El tribunal no encuentra ninguna acción laboral adversa ni represalia
El Tribunal de Apelaciones del Octavo Circuito de los Estados Unidos confirmó la sentencia sumaria en el caso Higgins v. Gonzales, 8th Cir., No. 06-2556 (3/20/07), al determinar que no hubo discriminación ni represalias. La demandante Sally Higgins, una indígena estadounidense, fue empleada por el Distrito de Dakota del Sur (DSD) como Fiscal Federal Auxiliar (AUSA). El tribunal de distrito otorgó sentencia sumaria tanto por discriminación racial como por represalias, ya que Higgins no estableció un caso prima facie. La demandante alegó que un supervisor hizo comentarios despectivos sobre la raza en su presencia, como, por ejemplo, "¿no hay indios honestos en ningún lado?". También alegó que no se le proporcionó suficiente tutoría, supervisión o capacitación, y que no se le dio una evaluación a mitad de año.
El tribunal de distrito, al decidir el caso mediante sentencia sumaria, determinó que Higgins se quejó informalmente a una persona encargada de la igualdad de oportunidades en la oficina de Rapid City y denunció el incidente al fiscal federal interino un año después. El fiscal federal interino no le aconsejó a Higgins que presentara una queja porque creía que había pasado demasiado tiempo, mientras que la supervisora negó que ella hubiera hecho tal declaración. Aunque la supervisora no le proporcionó una buena tutoría y supuestamente trató mal a Higgins, trató a todos sus empleados por igual mal, determinó el tribunal. Si bien a Higgins no se le concedió una evaluación de mitad de año en 2001, la evaluación de mitad de año no fue necesaria ya que las bonificaciones se calculaban en función de las evaluaciones anuales. No fue despedida porque su nombramiento de dos años ya había terminado y se le ofreció una renovación en una nueva ubicación que aceptó.
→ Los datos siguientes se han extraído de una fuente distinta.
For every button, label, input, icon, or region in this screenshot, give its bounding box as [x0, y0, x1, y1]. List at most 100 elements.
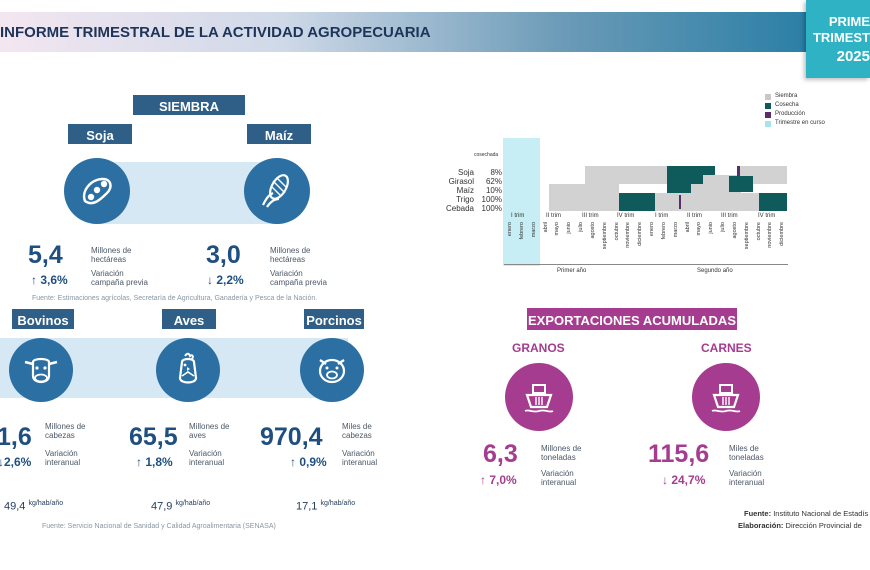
legend-produccion: Producción	[775, 111, 806, 117]
porcinos-unit: Miles de cabezas	[342, 422, 372, 440]
granos-variation-label: Variación interanual	[541, 469, 577, 487]
exportaciones-title: EXPORTACIONES ACUMULADAS	[527, 308, 737, 330]
chicken-icon	[156, 338, 220, 402]
period-line-2: TRIMEST	[812, 30, 870, 45]
month-label: junio	[708, 222, 715, 234]
bovinos-consumo-unit: kg/hab/año	[28, 500, 64, 507]
header-band	[0, 12, 808, 52]
year-2-line	[646, 264, 788, 265]
crop-soja-pct: 8%	[490, 168, 502, 177]
period-badge: PRIME TRIMEST 2025	[806, 0, 870, 78]
month-label: marzo	[672, 222, 679, 238]
month-label: julio	[720, 222, 726, 232]
aves-consumo: 47,9 kg/hab/año	[151, 500, 210, 513]
month-label: abril	[542, 222, 549, 233]
month-label: julio	[578, 222, 584, 232]
carnes-ship-icon	[692, 363, 760, 431]
aves-label: Aves	[162, 309, 216, 329]
page-title: INFORME TRIMESTRAL DE LA ACTIVIDAD AGROP…	[0, 24, 431, 41]
carnes-value: 115,6	[648, 440, 710, 468]
calendar-header-label: cosechada	[474, 152, 499, 158]
year-1-label: Primer año	[557, 268, 587, 274]
period-year: 2025	[836, 48, 870, 65]
crop-maiz: Maíz	[456, 186, 474, 195]
month-label: diciembre	[779, 222, 786, 246]
pig-icon	[300, 338, 364, 402]
crop-trigo: Trigo	[456, 195, 474, 204]
calendar-bars	[549, 166, 787, 211]
quarter-8: IV trim	[758, 213, 776, 219]
bovinos-variation: ↓2,6%	[0, 455, 32, 469]
carnes-label: CARNES	[701, 341, 752, 355]
month-label: octubre	[755, 222, 762, 241]
month-label: noviembre	[767, 222, 774, 248]
month-label: mayo	[696, 222, 703, 236]
legend-siembra: Siembra	[775, 93, 798, 99]
soja-unit: Millones de hectáreas	[91, 246, 132, 264]
crop-maiz-pct: 10%	[485, 186, 502, 195]
bovinos-value: 1,6	[0, 423, 32, 451]
crop-cebada: Cebada	[445, 204, 474, 213]
crop-soja: Soja	[457, 168, 474, 177]
legend-swatch-produccion	[765, 112, 771, 118]
porcinos-consumo-unit: kg/hab/año	[320, 500, 356, 507]
legend-swatch-cosecha	[765, 103, 771, 109]
year-1-line	[504, 264, 646, 265]
aves-consumo-value: 47,9	[151, 500, 173, 513]
bovinos-variation-label: Variación interanual	[45, 449, 81, 467]
current-quarter-highlight	[503, 138, 540, 266]
month-label: enero	[507, 222, 513, 237]
legend-cosecha: Cosecha	[775, 102, 799, 108]
maiz-value: 3,0	[206, 241, 241, 269]
soja-variation-label: Variación campaña previa	[91, 269, 148, 287]
quarter-2: II trim	[546, 213, 561, 219]
legend-swatch-trimestre	[765, 121, 771, 127]
maiz-variation: ↓ 2,2%	[207, 273, 244, 287]
granos-unit: Millones de toneladas	[541, 444, 582, 462]
month-label: octubre	[613, 222, 620, 241]
month-label: noviembre	[625, 222, 632, 248]
soja-variation: ↑ 3,6%	[31, 273, 68, 287]
aves-unit: Millones de aves	[189, 422, 230, 440]
month-label: febrero	[660, 222, 667, 240]
corn-icon	[244, 158, 310, 224]
cow-icon	[9, 338, 73, 402]
porcinos-label: Porcinos	[304, 309, 364, 329]
maiz-variation-label: Variación campaña previa	[270, 269, 327, 287]
crop-cebada-pct: 100%	[481, 204, 502, 213]
month-label: junio	[566, 222, 573, 234]
aves-value: 65,5	[129, 423, 178, 451]
quarter-7: III trim	[721, 213, 738, 219]
month-label: diciembre	[637, 222, 644, 246]
month-label: septiembre	[743, 222, 750, 250]
quarter-1: I trim	[511, 213, 525, 219]
granos-ship-icon	[505, 363, 573, 431]
carnes-variation-label: Variación interanual	[729, 469, 765, 487]
footer-fuente: Fuente: Instituto Nacional de Estadís	[744, 509, 868, 518]
month-label: septiembre	[601, 222, 608, 250]
quarter-4: IV trim	[617, 213, 635, 219]
bovinos-label: Bovinos	[12, 309, 74, 329]
legend-swatch-siembra	[765, 94, 771, 100]
granos-variation: ↑ 7,0%	[480, 473, 517, 487]
footer-elaboracion: Elaboración: Dirección Provincial de	[738, 521, 862, 530]
period-line-1: PRIME	[828, 14, 870, 29]
soja-label: Soja	[68, 124, 132, 144]
month-label: marzo	[530, 222, 537, 238]
siembra-title: SIEMBRA	[133, 95, 245, 115]
siembra-source: Fuente: Estimaciones agrícolas, Secretar…	[32, 295, 318, 302]
year-2-label: Segundo año	[697, 268, 733, 274]
month-label: abril	[684, 222, 691, 233]
month-label: enero	[649, 222, 655, 237]
maiz-label: Maíz	[247, 124, 311, 144]
crop-girasol-pct: 62%	[485, 177, 502, 186]
soja-value: 5,4	[28, 241, 63, 269]
bovinos-consumo-value: 49,4	[4, 500, 26, 513]
month-label: agosto	[589, 222, 596, 239]
soy-icon	[64, 158, 130, 224]
porcinos-variation: ↑ 0,9%	[290, 455, 327, 469]
months-row: enero febrero marzo abril mayo junio julio agos…	[504, 222, 788, 264]
carnes-variation: ↓ 24,7%	[662, 473, 706, 487]
aves-consumo-unit: kg/hab/año	[175, 500, 211, 507]
quarter-5: I trim	[655, 213, 669, 219]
El tribunal de apelaciones confirmó la sentencia sumaria. Sostuvo que la demandante no pudo demostrar una acción laboral adversa y que el supervisor no tomó represalias contra Higgins después de que se presentó la demanda por discriminación. No se encontró que una transferencia de trabajo sin reducción de salario o beneficios estableciera una acción laboral adversa. No realizar una evaluación de mitad de año para Higgins no se encontró que fuera discriminatorio porque la evaluación no alteró negativamente los términos o condiciones de su empleo. Aunque la demandante se mudó a una nueva oficina, no fue discriminada porque su salario y beneficios no cambiaron y sus responsabilidades laborales no disminuyeron.
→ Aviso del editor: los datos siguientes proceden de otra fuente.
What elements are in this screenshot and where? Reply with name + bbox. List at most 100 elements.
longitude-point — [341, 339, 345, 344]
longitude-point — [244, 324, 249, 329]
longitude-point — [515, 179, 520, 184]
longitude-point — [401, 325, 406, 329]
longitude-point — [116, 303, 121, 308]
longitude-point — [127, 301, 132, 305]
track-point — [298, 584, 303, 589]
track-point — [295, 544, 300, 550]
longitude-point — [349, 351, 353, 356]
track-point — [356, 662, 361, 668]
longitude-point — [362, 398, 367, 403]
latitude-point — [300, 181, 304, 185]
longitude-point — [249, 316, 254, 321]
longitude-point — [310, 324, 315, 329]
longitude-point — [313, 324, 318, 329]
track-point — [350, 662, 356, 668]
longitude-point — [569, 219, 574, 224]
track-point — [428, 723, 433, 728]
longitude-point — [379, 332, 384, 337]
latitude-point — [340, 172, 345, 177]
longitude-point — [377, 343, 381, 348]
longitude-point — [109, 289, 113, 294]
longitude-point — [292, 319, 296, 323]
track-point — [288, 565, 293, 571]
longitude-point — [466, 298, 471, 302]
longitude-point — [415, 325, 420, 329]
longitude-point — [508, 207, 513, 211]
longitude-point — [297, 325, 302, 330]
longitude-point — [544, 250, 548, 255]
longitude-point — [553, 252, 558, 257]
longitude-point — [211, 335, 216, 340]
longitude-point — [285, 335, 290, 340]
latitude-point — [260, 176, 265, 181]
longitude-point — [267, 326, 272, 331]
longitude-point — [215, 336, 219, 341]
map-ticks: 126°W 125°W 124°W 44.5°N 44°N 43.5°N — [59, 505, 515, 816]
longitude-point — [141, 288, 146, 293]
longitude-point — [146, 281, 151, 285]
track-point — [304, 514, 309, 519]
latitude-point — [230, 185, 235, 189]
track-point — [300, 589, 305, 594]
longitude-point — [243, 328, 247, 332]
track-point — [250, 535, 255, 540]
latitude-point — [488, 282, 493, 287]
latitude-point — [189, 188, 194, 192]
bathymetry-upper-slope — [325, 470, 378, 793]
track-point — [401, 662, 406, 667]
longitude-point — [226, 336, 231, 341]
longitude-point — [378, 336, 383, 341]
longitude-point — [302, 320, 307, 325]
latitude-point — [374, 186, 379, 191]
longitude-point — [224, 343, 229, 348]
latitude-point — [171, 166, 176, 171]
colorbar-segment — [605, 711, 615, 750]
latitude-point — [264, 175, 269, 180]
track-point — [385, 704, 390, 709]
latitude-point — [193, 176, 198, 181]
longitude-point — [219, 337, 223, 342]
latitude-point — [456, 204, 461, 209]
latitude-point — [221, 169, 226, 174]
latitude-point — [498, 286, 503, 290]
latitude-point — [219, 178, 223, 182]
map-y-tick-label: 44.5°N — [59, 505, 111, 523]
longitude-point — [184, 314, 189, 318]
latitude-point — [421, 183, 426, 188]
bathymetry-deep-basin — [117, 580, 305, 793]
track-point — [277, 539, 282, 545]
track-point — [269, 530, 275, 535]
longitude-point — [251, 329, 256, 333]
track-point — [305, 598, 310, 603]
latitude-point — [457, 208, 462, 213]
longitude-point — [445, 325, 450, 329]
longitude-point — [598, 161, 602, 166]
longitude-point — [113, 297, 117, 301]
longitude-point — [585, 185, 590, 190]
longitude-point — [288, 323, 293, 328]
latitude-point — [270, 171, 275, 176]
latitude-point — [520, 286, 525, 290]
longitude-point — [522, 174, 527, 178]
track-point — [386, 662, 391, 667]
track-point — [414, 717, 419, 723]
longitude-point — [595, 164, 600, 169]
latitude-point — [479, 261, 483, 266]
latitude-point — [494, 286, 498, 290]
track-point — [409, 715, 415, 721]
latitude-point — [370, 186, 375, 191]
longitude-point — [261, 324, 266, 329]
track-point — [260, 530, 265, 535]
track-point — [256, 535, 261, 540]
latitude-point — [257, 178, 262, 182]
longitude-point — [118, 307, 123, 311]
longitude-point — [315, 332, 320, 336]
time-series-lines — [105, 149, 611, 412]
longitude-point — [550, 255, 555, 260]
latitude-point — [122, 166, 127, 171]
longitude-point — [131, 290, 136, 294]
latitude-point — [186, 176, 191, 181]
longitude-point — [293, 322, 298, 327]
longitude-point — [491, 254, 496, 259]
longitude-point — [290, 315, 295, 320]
En este caso se aplicó el criterio de represalia de Burlington Northern & Santa Fe Ry. Co. v. White, 126 S. Ct. 2405 (2006), por lo que la demandante no necesitaba reclamar una acción laboral adversa relacionada con las condiciones de empleo. La demandante necesitaba demostrar que el trato que recibió habría disuadido a un trabajador razonable de presentar o apoyar una acusación de discriminación. El tribunal de apelaciones sostuvo que la demandante no cumplía con esa carga menor de la prueba.